I am a packrat.
I have a hard time throwing things away. I have a great time accumulating baubles and hoo-hahs.
When it comes to moving, this is not a welcome trait. When you move, you pay by an estimate of the weight the truck will carry. I have somewhere in the neighborhood of 25-30 long boxes of comics. According to comicpriceguide.com, I have somewhere near 5,200 comics. This doesn't include my graphic novel collection. Or action figures. Or signed Noel Neill photos. Or Superman and Batman related videos. And my super cool statues, props, etc...
A lot of people are surprised we aren't planning to move into a rental place until we find a house. "Put it in storage" they keep telling me.
It's not that I can't bear to think of my comics living in Public Storage for a year or two. Rather, I'm much more concerned that if we rented, then bought a place and moved again, it would mean I would have to move all of this junk twice. That's a lot of heavy lifting without the help of the surly moving guys who we plan to hire.
Why surly? I have learned in my moves that the moving guys will hate me for moving what is essentially boxes and boxes of paper. Paper is heavy, Leaguers. Maybe not "box of lead" heavy, but it's almost water heavy. There's few things that runs a chill up my spine more than the look of desperation rolling over the face of the movers when they see my comics.
"Is that all books?"
As much as they don't want to have to lift all that weight, I don't want for them to manhandle those boxes of precious, precious comics. Or my toys. Or, you know, my amazing statues.
Such is the fate of the mover who takes on our house. Sure, we're not exactly moving the Library at Alexandria, but I guess most people don't intentionally keep crates of paper around. Or books.
Dear Mr. Mover,
Please love my comics, too.
We met with our final realtor last night. The bottom line is that we should have sold last Spring if we wanted to make the big bucks. Now it's going to be a game of figuring out how to still make money, but price the house low enough that it can move faster than the other houses in our neighborhood. (our neighborhood has a total of 6 models, I believe, with 2 or 3 around our same square footage). So if we were to undercut everybody else, we might move our house a lot faster. I feel okay about that as I think all we're doing is beating everyone else already on the market to an inevitable sales point. On the other hand, we might also drive down the price of every house in our neighborhood.
Well, maybe they should have thought of that before they didn't talk to us for the past four years. Screw you, neighbors!
I just want to sell and go. Is that so wrong?
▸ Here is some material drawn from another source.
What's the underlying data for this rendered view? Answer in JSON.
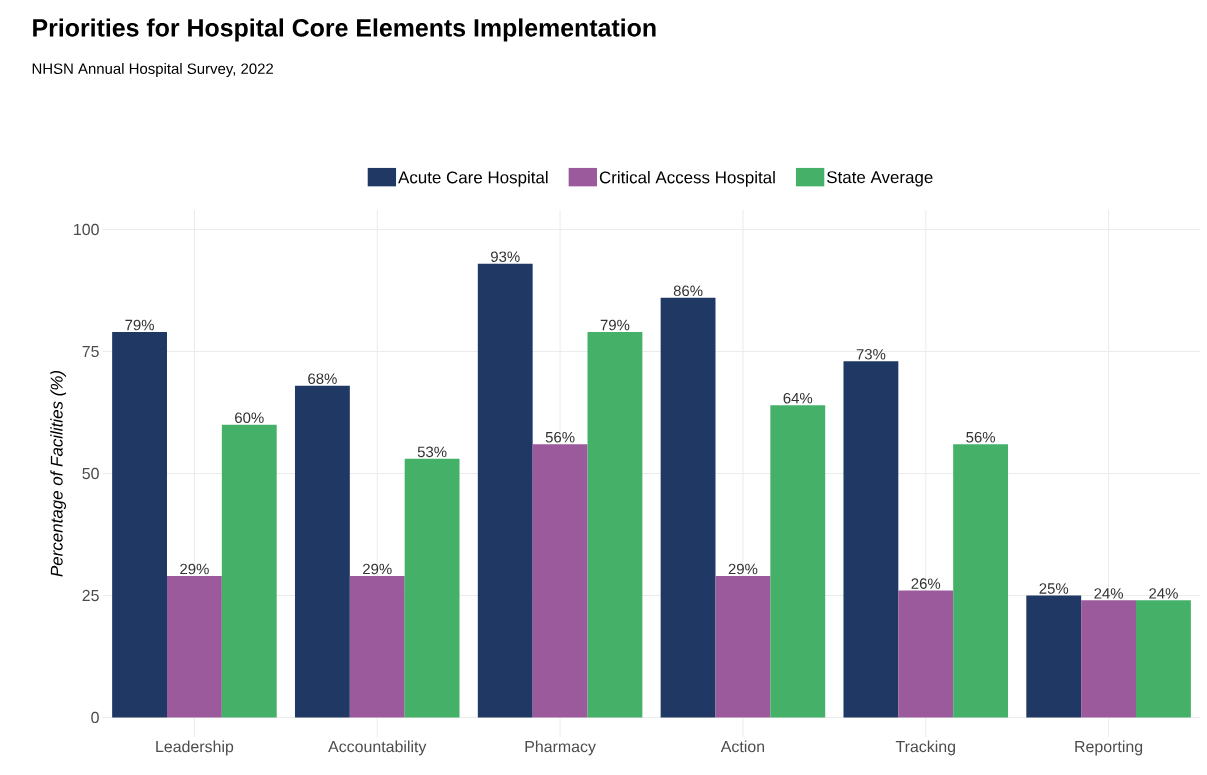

My boss posted my position yesterday. I was curious as to how the job would read, and while I would have flip-flopped the order of the responsibilities listed, I thought they came up with a surprisingly accurate description of what I do. Sort of. They didn't include the "Shadow Puppet Theatre" I like to do when the projector is turned on in the conference room.
The description also does not include that in April I was named the Assistant Fire Chief for my office. No, really. If our Admin Assistant is somehow unable to perform her Fire Chief duties, I am next on tap to usher my co-workers out of the building. Who shall convince the Director to get off the phone when the alarm goes off if not I? Because that happened back in February during an actual fire. Guy wouldn't get off the phone and there were flames in the elevator shaft. That, Leaguers, is dedication.
Jim D. has suggested I write a novel or meoir or something regarding the move. I have mixed feelings on this as I sincerely hope that nothing exciting enough to warrant a novel will happen during my move. Is it too much to hope for a smooth transition?